A Dubai-based company, Blue Carbon, has been taking over large swaths of land in Africa. This has caused some uproar about the risks to the locals’ livelihoods.
ABC News reports that in 2023, the Liberian government agreed to sell about 10% of its land to the company. The land could have been logged and used for farming, the people’s primary livelihood.
Blue Carbon, which intends to conserve the land, will make money through conservation by selling carbon credits to polluters to offset their emissions as they burn fossil fuels. However, some experts say the model offers little climate benefit, while some activists label it “carbon colonialism.”

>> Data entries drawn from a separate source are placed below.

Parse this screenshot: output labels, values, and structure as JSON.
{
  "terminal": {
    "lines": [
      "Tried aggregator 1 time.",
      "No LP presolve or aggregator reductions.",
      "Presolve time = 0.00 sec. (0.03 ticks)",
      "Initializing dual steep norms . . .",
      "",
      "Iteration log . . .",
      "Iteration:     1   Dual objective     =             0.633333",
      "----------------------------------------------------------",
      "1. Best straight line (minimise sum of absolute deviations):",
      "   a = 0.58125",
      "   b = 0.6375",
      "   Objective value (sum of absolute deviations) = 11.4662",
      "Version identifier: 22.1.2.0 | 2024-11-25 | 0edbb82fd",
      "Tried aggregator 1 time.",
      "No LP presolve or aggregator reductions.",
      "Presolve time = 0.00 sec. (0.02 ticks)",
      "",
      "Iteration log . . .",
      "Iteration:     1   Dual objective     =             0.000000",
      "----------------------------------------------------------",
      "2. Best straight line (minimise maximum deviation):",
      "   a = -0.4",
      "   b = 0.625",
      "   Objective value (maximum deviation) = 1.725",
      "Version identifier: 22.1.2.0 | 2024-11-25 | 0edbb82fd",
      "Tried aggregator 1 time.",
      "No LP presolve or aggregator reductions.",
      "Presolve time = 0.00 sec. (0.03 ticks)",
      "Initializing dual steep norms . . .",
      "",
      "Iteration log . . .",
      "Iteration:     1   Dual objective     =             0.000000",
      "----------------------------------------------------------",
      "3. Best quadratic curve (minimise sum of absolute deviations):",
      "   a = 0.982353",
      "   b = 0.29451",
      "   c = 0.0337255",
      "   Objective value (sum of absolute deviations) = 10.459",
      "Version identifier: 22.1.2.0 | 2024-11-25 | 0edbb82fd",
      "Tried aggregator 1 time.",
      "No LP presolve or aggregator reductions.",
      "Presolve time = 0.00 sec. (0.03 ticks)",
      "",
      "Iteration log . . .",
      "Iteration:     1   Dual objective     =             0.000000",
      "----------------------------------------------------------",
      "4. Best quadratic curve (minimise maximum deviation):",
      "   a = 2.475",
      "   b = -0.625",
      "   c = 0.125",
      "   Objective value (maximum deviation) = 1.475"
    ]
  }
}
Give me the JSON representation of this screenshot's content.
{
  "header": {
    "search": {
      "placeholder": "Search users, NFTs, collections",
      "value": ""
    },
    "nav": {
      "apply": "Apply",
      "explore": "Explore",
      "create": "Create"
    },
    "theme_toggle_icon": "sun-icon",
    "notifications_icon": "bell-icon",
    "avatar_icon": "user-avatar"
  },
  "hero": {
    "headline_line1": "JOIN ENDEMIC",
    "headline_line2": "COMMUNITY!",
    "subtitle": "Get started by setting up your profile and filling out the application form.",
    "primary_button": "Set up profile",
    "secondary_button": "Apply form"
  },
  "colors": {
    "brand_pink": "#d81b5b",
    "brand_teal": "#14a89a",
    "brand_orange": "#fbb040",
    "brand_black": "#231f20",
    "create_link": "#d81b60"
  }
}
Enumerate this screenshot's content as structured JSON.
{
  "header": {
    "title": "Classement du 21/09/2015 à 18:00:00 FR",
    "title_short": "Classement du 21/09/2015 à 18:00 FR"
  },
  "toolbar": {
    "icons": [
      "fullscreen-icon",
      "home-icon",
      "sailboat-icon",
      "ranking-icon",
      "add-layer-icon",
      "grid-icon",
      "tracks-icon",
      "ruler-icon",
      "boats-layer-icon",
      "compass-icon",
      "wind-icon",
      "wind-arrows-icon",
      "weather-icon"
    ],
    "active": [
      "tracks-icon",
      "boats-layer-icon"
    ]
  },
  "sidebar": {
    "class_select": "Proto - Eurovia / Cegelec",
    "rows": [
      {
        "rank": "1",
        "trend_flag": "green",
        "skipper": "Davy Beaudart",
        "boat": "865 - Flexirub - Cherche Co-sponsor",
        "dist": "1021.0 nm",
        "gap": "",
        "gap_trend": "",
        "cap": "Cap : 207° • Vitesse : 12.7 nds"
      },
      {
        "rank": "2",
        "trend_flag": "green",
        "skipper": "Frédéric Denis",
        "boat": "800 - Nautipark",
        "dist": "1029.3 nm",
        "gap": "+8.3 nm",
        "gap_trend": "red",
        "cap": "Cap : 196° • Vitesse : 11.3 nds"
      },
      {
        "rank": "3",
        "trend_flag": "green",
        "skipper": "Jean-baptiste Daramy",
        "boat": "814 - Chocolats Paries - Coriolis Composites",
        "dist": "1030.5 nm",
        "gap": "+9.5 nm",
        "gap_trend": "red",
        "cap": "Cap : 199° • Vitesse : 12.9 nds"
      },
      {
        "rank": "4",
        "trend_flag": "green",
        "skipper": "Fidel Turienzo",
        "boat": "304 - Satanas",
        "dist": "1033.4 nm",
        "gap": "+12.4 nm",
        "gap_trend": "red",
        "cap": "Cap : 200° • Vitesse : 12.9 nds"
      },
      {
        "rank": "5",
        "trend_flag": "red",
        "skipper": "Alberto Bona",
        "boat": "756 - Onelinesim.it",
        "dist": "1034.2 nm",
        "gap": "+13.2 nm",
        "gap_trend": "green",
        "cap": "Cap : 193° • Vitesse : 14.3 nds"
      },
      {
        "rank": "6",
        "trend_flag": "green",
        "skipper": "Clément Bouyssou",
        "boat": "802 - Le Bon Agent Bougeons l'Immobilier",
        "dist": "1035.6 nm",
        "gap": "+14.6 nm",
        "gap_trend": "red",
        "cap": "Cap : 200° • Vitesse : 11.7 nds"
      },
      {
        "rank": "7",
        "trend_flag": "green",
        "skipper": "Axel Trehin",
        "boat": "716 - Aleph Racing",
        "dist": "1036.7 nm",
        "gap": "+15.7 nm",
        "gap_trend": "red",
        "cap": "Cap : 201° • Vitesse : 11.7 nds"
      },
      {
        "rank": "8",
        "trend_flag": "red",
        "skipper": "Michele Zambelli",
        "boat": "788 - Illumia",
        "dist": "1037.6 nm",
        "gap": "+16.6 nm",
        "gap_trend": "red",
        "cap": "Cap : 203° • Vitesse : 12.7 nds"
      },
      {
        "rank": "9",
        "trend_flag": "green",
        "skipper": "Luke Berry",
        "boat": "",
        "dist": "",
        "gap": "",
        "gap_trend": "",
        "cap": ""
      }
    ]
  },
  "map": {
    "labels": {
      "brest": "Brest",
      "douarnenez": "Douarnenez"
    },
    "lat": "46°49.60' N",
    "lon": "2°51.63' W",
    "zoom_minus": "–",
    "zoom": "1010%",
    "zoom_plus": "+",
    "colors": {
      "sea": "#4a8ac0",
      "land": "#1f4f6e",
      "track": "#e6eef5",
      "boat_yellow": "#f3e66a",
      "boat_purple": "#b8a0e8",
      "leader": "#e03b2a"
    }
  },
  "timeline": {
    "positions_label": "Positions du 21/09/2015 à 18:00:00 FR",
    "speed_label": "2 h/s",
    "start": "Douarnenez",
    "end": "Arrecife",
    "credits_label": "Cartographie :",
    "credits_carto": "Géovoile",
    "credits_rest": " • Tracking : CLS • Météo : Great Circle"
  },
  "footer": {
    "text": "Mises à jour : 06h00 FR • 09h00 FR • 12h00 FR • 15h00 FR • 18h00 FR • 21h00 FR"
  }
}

Activists argue that the government has no legal right over the land. They say that Liberian law acknowledges Indigenous land ownership. But the government and the company agreed in March, 2023 without consulting local communities. The communities are now concerned about a lack of protection.
“There is no legal framework on carbon credits in Liberia, and so we don’t have rules and regulations to fight for ourselves as a community,” said Matthew Walley, whose community, Neezuin, could see about 573 square kilometres signed away to Blue Carbon.
Blue Carbon has reached agreements with at least five African countries, enabling the company to control large parcels of land on the continent.
According to Amnesty International and Survival International, locals have been evicted to make way for other carbon credit projects in Kenya. The groups have criticized the projects as “culturally destructive”, lacking transparency and threatening the livelihoods and food security of rural African populations.
Simon Counsell, an independent researcher of conservation projects in Kenya, Congo, Cameroon and other countries, said, “Many such projects are associated with appalling human rights abuses against local communities at the hands of park rangers.”
Counsell, a former director of Rainforest Foundations UK, a non-profit supporting human rights and environmental protection, said, “The majority had involved evictions, most were involved in conflicts with local people, and almost none had ever sought or gained landholders consent.”
Africa contributes the least to greenhouse emissions. However, its vast natural resources are significant in the fight against climate change. People traditionally rely on forests for their livelihoods, thus highlighting the tension between climate goals and economic realities.
Governments in Africa are tempted to undertake these kinds of conservation projects because they are broke. The projects generate badly needed income despite concerns about human rights abuses and transparency.
Blue Carbon has another project under development in Zimbabwe. According to the company’s website, it involves approximately 20% of the country’s land.
Through unclear agreements, the company has potentially secured staggering amounts of land across countries like Kenya, Liberia, Tanzania and Zambia since its formation in 2022.